Compounding the mess in Syria, the United Nations is so neutered because of December's vote against the US over the embassy in Jerusalem that arranging peacekeeping via this path is almost infeasible.  Why the US and Russia are not cooperating to impose stability on everyone else forcing all of them to the negotiating table boggles me. There are Fulda Gap stakes in the offing here. Neither of these two nations have vital national interests here worthy of letting this flash point ignite.

And then there's this. 

By February 10th, it's the Israeli's turn.  Containing "spill over" from the turmoil in Syria has been one of those things every country that borders it has been dealing with for years; Israel especially so.  It doesn't always work and when the daily tit for tat pattern fails, the sequence of events is always entirely predictable, overwhelming Israeli response.  This time the catalyst was an Iranian made drone that apparently few deep enough into Israeli airspace that it was shot down by a helicopter.  The Israelis watch their airspace like hawks so it's not a really good argument to say they didn't know where it was or where it came from.  Usual tit for tat practice on the Syria-Israel frontier is that the IAF follows up and bops you over the head for having jabbed them with a thorn.  This time, Syrian air defense, went all PVO, that's a term for the old USSR's air defenses, on the strike force of IAF F-16's hitting one. Scratch one Falcon It's the second combat aircraft to be lost to a surface-to-air missile over Syria in a week.




I first started tracking this last year when the Syrians and Iranians got all bent out of shape accusing the Russians of sharing Information Friend or Foe (IFF) codes for their surface-to-air missiles with Israel. Big acrimony.  Here, have some new IFF codes that we promise you the Jews don't have. Mischief managed. Carry on. I figured it was only a matter of time until the Syrian/Iranian forces in southern Syria would again try to see if they could pull off a wall of air defense test hoping to repeat the bloody attrition of the 1973 War in the Sinai when Anwar Sadat's forces turned most of the F-4 Phantoms and Mirages into scrap during the opening phases of that conflict.  That coil spring's been tensioned for a while.  The drone incident just catalyzed it.

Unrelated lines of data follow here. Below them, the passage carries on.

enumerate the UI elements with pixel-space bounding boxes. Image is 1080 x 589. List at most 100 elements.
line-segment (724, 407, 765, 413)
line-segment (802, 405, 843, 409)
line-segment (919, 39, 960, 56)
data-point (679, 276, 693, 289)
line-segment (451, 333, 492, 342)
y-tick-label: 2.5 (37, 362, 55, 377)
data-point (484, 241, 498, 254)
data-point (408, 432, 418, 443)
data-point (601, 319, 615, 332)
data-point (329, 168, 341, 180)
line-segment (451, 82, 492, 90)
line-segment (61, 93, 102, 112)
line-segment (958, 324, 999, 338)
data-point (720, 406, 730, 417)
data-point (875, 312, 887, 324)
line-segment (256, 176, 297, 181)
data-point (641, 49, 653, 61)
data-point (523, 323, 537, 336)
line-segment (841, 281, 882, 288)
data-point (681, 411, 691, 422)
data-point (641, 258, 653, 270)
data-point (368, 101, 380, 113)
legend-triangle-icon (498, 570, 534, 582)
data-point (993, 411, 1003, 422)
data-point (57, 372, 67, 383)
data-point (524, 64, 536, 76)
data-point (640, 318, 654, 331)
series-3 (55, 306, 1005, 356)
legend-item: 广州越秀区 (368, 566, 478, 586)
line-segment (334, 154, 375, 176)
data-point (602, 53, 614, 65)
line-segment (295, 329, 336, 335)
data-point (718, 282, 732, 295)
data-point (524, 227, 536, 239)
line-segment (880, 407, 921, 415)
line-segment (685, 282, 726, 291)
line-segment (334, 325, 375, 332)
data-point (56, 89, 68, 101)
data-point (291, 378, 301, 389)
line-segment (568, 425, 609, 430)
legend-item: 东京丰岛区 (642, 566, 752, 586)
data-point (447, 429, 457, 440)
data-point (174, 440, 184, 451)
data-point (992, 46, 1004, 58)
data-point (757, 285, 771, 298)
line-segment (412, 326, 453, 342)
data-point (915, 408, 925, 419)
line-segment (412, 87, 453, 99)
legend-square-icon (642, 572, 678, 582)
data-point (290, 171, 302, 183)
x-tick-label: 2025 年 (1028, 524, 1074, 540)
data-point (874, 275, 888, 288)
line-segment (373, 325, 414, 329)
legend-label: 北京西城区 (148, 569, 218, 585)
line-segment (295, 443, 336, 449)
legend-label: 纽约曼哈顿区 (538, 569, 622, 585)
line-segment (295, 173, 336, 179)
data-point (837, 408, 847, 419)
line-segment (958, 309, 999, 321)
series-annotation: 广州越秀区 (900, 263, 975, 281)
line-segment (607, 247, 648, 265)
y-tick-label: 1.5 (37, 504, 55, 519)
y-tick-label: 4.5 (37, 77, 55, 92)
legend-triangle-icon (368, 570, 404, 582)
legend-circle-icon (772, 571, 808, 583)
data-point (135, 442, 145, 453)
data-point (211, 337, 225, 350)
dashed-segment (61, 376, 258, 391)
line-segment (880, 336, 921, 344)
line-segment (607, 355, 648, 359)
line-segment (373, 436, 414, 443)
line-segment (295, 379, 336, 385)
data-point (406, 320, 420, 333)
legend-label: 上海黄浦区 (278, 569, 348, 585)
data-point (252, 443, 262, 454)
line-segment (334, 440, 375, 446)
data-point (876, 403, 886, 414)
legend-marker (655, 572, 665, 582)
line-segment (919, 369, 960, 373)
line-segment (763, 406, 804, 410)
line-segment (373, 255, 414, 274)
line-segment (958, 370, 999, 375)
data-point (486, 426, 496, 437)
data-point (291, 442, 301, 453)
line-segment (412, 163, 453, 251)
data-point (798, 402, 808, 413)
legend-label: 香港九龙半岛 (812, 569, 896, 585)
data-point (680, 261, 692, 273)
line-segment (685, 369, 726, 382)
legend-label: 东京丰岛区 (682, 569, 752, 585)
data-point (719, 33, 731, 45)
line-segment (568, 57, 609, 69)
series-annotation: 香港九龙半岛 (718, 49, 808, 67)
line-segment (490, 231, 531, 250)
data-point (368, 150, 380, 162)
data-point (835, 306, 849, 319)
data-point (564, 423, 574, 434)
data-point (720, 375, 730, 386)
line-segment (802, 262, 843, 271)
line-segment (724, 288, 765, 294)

This is not the benign airspace counter insurgency (COIN) environment of the Iraq and Afghanistan wars.  This is contested airspace.  This is the baseline technology of aerial warfare shifting in front of our eyes.  Old systems become obsolete and demand new innovation to carry on the business of warfare. The proliferation of modern surface-to-air missiles into the hands of the lowliest combatant is obvious. Less obvious, early unconfirmed reports have the Iranians/Syrians bragging about their air defense missiles shooting down "missiles"; that's implying intercepting standoff ordnance after it has been released from its carrier aircraft. If you please, note at bombs do not presently have jammers; something to think about.  If you're a "pro" at the Pentagon, you might want to draft one of those Mission Element Needs Assessments (MENA's) and start moving that through the system. Just saying.

As I send this article off to posterity, the Israelis are doing what they do best, hammering targets destroying Iranian and Assad equipment and stockpiles in southwestern Syria so the cycle can start anew.  Russian President Vladimir Putin has had a telephone call with Israeli Prime Minister Benjamin Netanyahu about not escalating things too much. Uh huh, wake up and smell the coffee; read between those lines already people. Iranian Revolutionary Guard Corps Brigadier General Hossein Salami prattles on about annihilating Zionists even as his own government teeters ever closer to not being able to afford this latest rendition in a long history of Persian overreach episodes. Everyone keep sending those Iranian protesters more free VPN's; there may be an "Iranian Spring" in the offing yet.  The United States and its latter day "Coalition of the Willing" make camp in eastern Syria gandering at Assyrians to the west, Ottomans to the north, Mesopotamians to the east, and a Persian outpost to the south.  Yup, the cycle begins anew in the former Garden of Eden.